Artful code

One of the things I want to achieve through the blog is the ability to compose a small project in an evening. Rather than just have ideas that never get implemented into even the most basic of MVP, the blog would encourage that I move to build my ideas quickly.

Moving back to javascript has helped with that as the setup required to be able to get something visual working on an HTML5 canvas is much smaller than the equivalent elsewhere. Javascript was the language I started learning when I first learnt to code. It was the easiest to run because every computer already had a browser and notepad.exe.

One of the things I like to do is create something akin to computational art and that is what I would argue I have done in this week's post. Artificial intelligence has been a long time interest of mine and one element of that is the interaction of agents. In this post, I have created a system of creatures which live in a world inspired by agar.io.

If you are not familiar with the game it is based around circular cells which the user controls. There is static food, which you could argue represents the vegetation. The player starts as a small cell and as you eat you grow. Once you are a certain size bigger than another player you can swallow them too. If you do they have lost and will have to start as the basic cell again.

The aim of the game is to become as large as possible. There are a couple of downsides to your growth however, one is that you cannot move as quickly, the other is that you lose some of your sizes over time, the larger you are the harder it is to keep your size.

To combat the speed reduction you can divide in two, this, however, leads you more vulnerable to be eaten yourself.

I thought it would be a great game, one to create something pretty in an evening, but also a great environment to run genetic algorithms.

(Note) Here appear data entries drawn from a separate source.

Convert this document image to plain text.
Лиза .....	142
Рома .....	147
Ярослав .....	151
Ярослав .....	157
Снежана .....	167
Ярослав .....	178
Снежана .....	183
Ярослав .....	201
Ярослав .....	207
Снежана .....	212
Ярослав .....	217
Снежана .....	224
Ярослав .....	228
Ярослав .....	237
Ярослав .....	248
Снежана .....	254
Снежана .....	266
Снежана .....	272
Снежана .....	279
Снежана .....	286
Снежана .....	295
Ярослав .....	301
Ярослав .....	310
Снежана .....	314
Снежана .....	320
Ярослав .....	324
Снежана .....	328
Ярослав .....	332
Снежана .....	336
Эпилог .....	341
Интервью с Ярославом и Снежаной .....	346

Genetic algorithms are a technique for optimizing parameters using the concepts of evolution. The idea being the entities which survive go on to breed and so whatever set of parameters they represent continue to propagate with greater success in the future.

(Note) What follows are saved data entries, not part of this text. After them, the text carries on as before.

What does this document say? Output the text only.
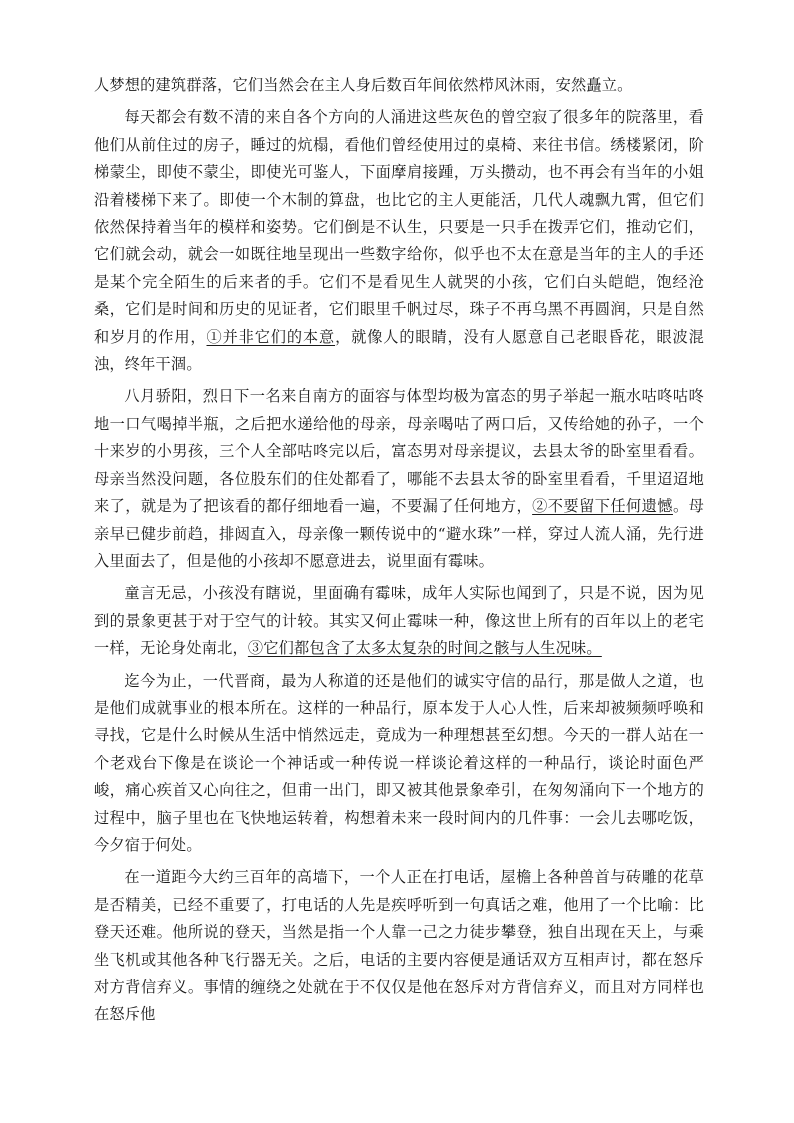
人梦想的建筑群落，它们当然会在主人身后数百年间依然栉风沐雨，安然矗立。

每天都会有数不清的来自各个方向的人涌进这些灰色的曾空寂了很多年的院落里，看他们从前住过的房子，睡过的炕榻，看他们曾经使用过的桌椅、来往书信。绣楼紧闭，阶梯蒙尘，即使不蒙尘，即使光可鉴人，下面摩肩接踵，万头攒动，也不再会有当年的小姐沿着楼梯下来了。即使一个木制的算盘，也比它的主人更能活，几代人魂飘九霄，但它们依然保持着当年的模样和姿势。它们倒是不认生，只要是一只手在拨弄它们，推动它们，它们就会动，就会一如既往地呈现出一些数字给你，似乎也不太在意是当年的主人的手还是某个完全陌生的后来者的手。它们不是看见生人就哭的小孩，它们白头皑皑，饱经沧桑，它们是时间和历史的见证者，它们眼里千帆过尽，珠子不再乌黑不再圆润，只是自然和岁月的作用，①并非它们的本意，就像人的眼睛，没有人愿意自己老眼昏花，眼波混浊，终年干涸。

八月骄阳，烈日下一名来自南方的面容与体型均极为富态的男子举起一瓶水咕咚咕咚地一口气喝掉半瓶，之后把水递给他的母亲，母亲喝咕了两口后，又传给她的孙子，一个十来岁的小男孩，三个人全部咕咚完以后，富态男对母亲提议，去县太爷的卧室里看看。母亲当然没问题，各位股东们的住处都看了，哪能不去县太爷的卧室里看看，千里迢迢地来了，就是为了把该看的都仔细地看一遍，不要漏了任何地方，②不要留下任何遗憾。母亲早已健步前趋，排闼直入，母亲像一颗传说中的“避水珠”一样，穿过人流人涌，先行进入里面去了，但是他的小孩却不愿意进去，说里面有霉味。

童言无忌，小孩没有瞎说，里面确有霉味，成年人实际也闻到了，只是不说，因为见到的景象更甚于对于空气的计较。其实又何止霉味一种，像这世上所有的百年以上的老宅一样，无论身处南北，③它们都包含了太多太复杂的时间之骸与人生况味。

迄今为止，一代晋商，最为人称道的还是他们的诚实守信的品行，那是做人之道，也是他们成就事业的根本所在。这样的一种品行，原本发于人心人性，后来却被频频呼唤和寻找，它是什么时候从生活中悄然远走，竟成为一种理想甚至幻想。今天的一群人站在一个老戏台下像是在谈论一个神话或一种传说一样谈论着这样的一种品行，谈论时面色严峻，痛心疾首又心向往之，但甫一出门，即又被其他景象牵引，在匆匆涌向下一个地方的过程中，脑子里也在飞快地运转着，构想着未来一段时间内的几件事：一会儿去哪吃饭，今夕宿于何处。

在一道距今大约三百年的高墙下，一个人正在打电话，屋檐上各种兽首与砖雕的花草是否精美，已经不重要了，打电话的人先是疾呼听到一句真话之难，他用了一个比喻：比登天还难。他所说的登天，当然是指一个人靠一己之力徒步攀登，独自出现在天上，与乘坐飞机或其他各种飞行器无关。之后，电话的主要内容便是通话双方互相声讨，都在怒斥对方背信弃义。事情的缠绕之处就在于不仅仅是他在怒斥对方背信弃义，而且对方同样也在怒斥他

I am not the first person to consider agario a good platform for genetic algorithms however I thought it would be interesting to see how the agents would evolve when the dividing possible in the game was akin to mitosis.

This way they would have to evolve the payoff between size and the amount they bread. The lower the size before dividing, the more they would propagate but the more at risk of being eaten they would be.

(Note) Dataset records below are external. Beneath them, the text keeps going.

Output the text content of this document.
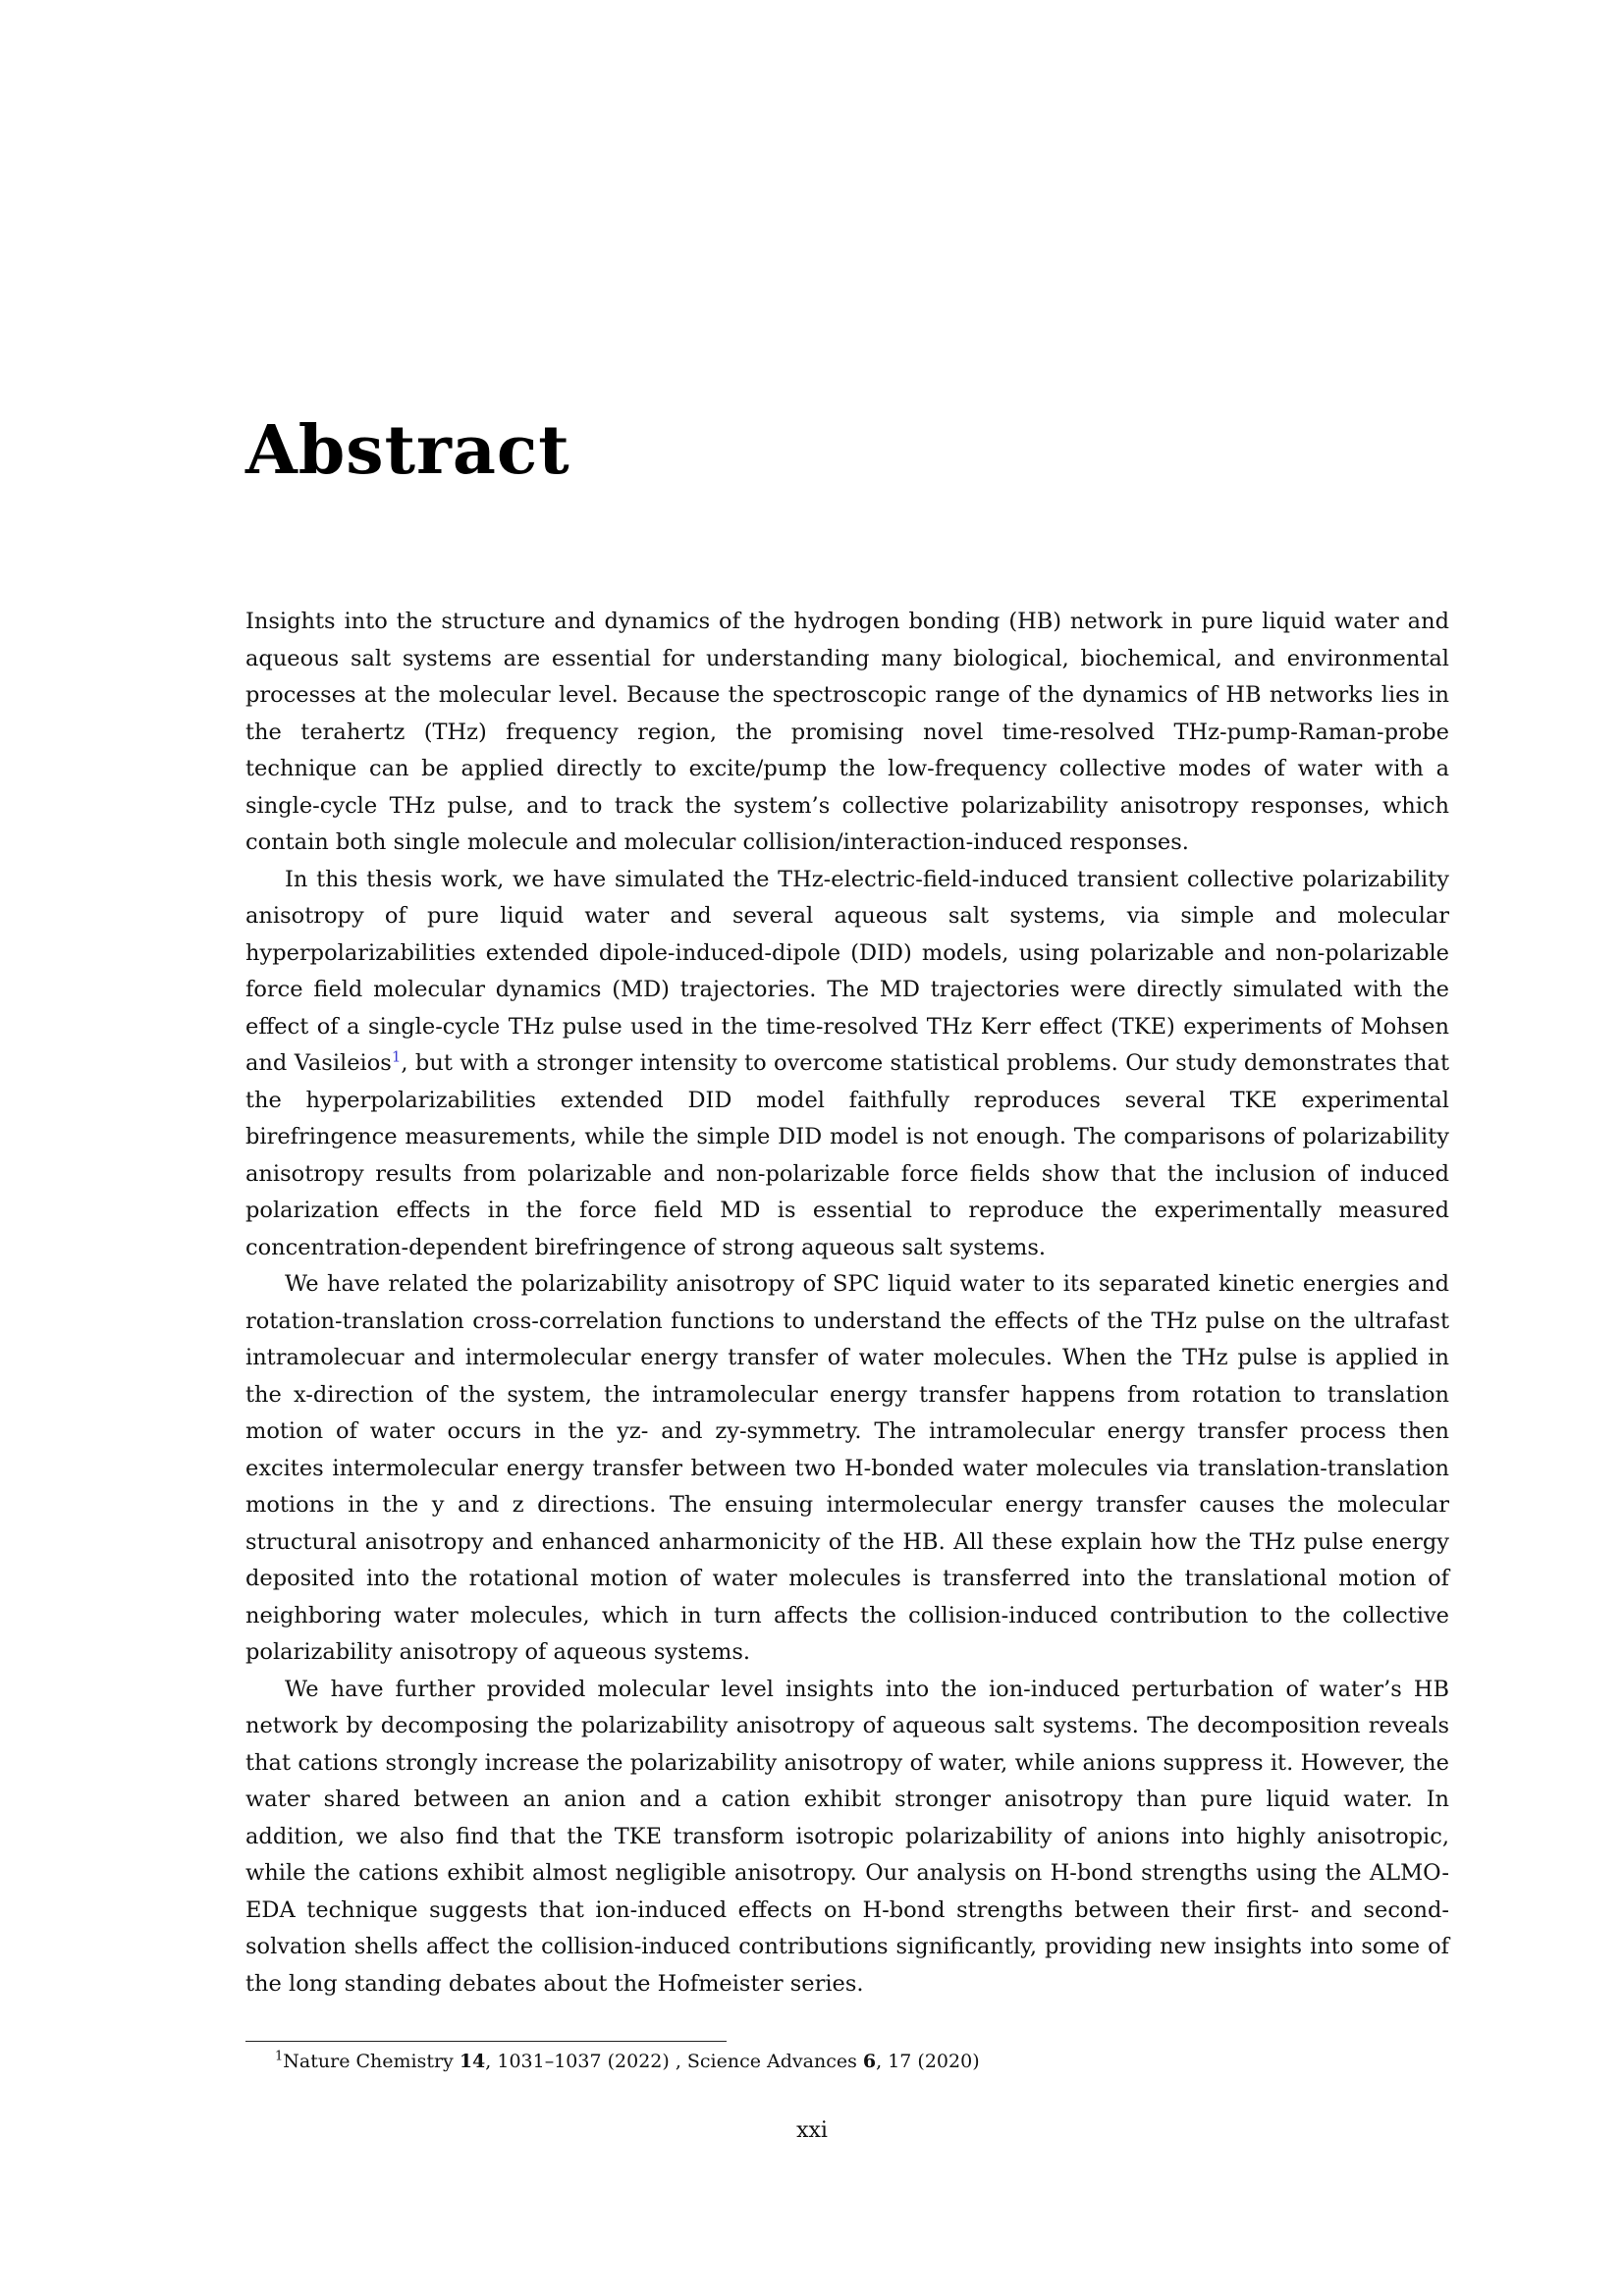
Abstract

Insights into the structure and dynamics of the hydrogen bonding (HB) network in pure liquid water and aqueous salt systems are essential for understanding many biological, biochemical, and environmental processes at the molecular level. Because the spectroscopic range of the dynamics of HB networks lies in the terahertz (THz) frequency region, the promising novel time-resolved THz-pump-Raman-probe technique can be applied directly to excite/pump the low-frequency collective modes of water with a single-cycle THz pulse, and to track the system’s collective polarizability anisotropy responses, which contain both single molecule and molecular collision/interaction-induced responses.

In this thesis work, we have simulated the THz-electric-field-induced transient collective polarizability anisotropy of pure liquid water and several aqueous salt systems, via simple and molecular hyperpolarizabilities extended dipole-induced-dipole (DID) models, using polarizable and non-polarizable force field molecular dynamics (MD) trajectories. The MD trajectories were directly simulated with the effect of a single-cycle THz pulse used in the time-resolved THz Kerr effect (TKE) experiments of Mohsen and Vasileios$^1$, but with a stronger intensity to overcome statistical problems. Our study demonstrates that the hyperpolarizabilities extended DID model faithfully reproduces several TKE experimental birefringence measurements, while the simple DID model is not enough. The comparisons of polarizability anisotropy results from polarizable and non-polarizable force fields show that the inclusion of induced polarization effects in the force field MD is essential to reproduce the experimentally measured concentration-dependent birefringence of strong aqueous salt systems.

We have related the polarizability anisotropy of SPC liquid water to its separated kinetic energies and rotation-translation cross-correlation functions to understand the effects of the THz pulse on the ultrafast intramolecuar and intermolecular energy transfer of water molecules. When the THz pulse is applied in the x-direction of the system, the intramolecular energy transfer happens from rotation to translation motion of water occurs in the yz- and zy-symmetry. The intramolecular energy transfer process then excites intermolecular energy transfer between two H-bonded water molecules via translation-translation motions in the y and z directions. The ensuing intermolecular energy transfer causes the molecular structural anisotropy and enhanced anharmonicity of the HB. All these explain how the THz pulse energy deposited into the rotational motion of water molecules is transferred into the translational motion of neighboring water molecules, which in turn affects the collision-induced contribution to the collective polarizability anisotropy of aqueous systems.

We have further provided molecular level insights into the ion-induced perturbation of water’s HB network by decomposing the polarizability anisotropy of aqueous salt systems. The decomposition reveals that cations strongly increase the polarizability anisotropy of water, while anions suppress it. However, the water shared between an anion and a cation exhibit stronger anisotropy than pure liquid water. In addition, we also find that the TKE transform isotropic polarizability of anions into highly anisotropic, while the cations exhibit almost negligible anisotropy. Our analysis on H-bond strengths using the ALMO-EDA technique suggests that ion-induced effects on H-bond strengths between their first- and second-solvation shells affect the collision-induced contributions significantly, providing new insights into some of the long standing debates about the Hofmeister series.

$^1$Nature Chemistry 14, 1031–1037 (2022) , Science Advances 6, 17 (2020)
xxi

The results have been really interesting with some agents evolving to what I like to think of as insects. They bred almost after eating a single unit of vegetation and their population escalates quickly. There are others who trundle along pretty much allowing their food to accidentally fall into contact with them.


I have found myself becoming mesmerized by the animation and watching it for hours. Another interesting observation I have made is that the small agents who bread more seem to evolve to not be able to see. That is the distance within which another agent has to be for them to be included in either their fear or greed calculation tends to 0. I can’t fathom why this is.


The speed in which I developed this means there are quite a few issues which I’m sure you will find, but for an evening of work, I’m happy with the stability.

Demo

Interesting problems to overcome

There were quite a few issues with the edges of the map. First, if there was no wrap around then any agents who were scared would naturally move to the corners. This made the animation less pleasing to look at so instead I moved to a wrapped surface. Wrapping the position is a trivial affair of adding a modulo width and modulo height to the x and y. However, calculating the minimum distance between points is a little more tricky. It turns out the best way is to check for the smallest distance placing a pane of the world in each direction as explained well in this article I found.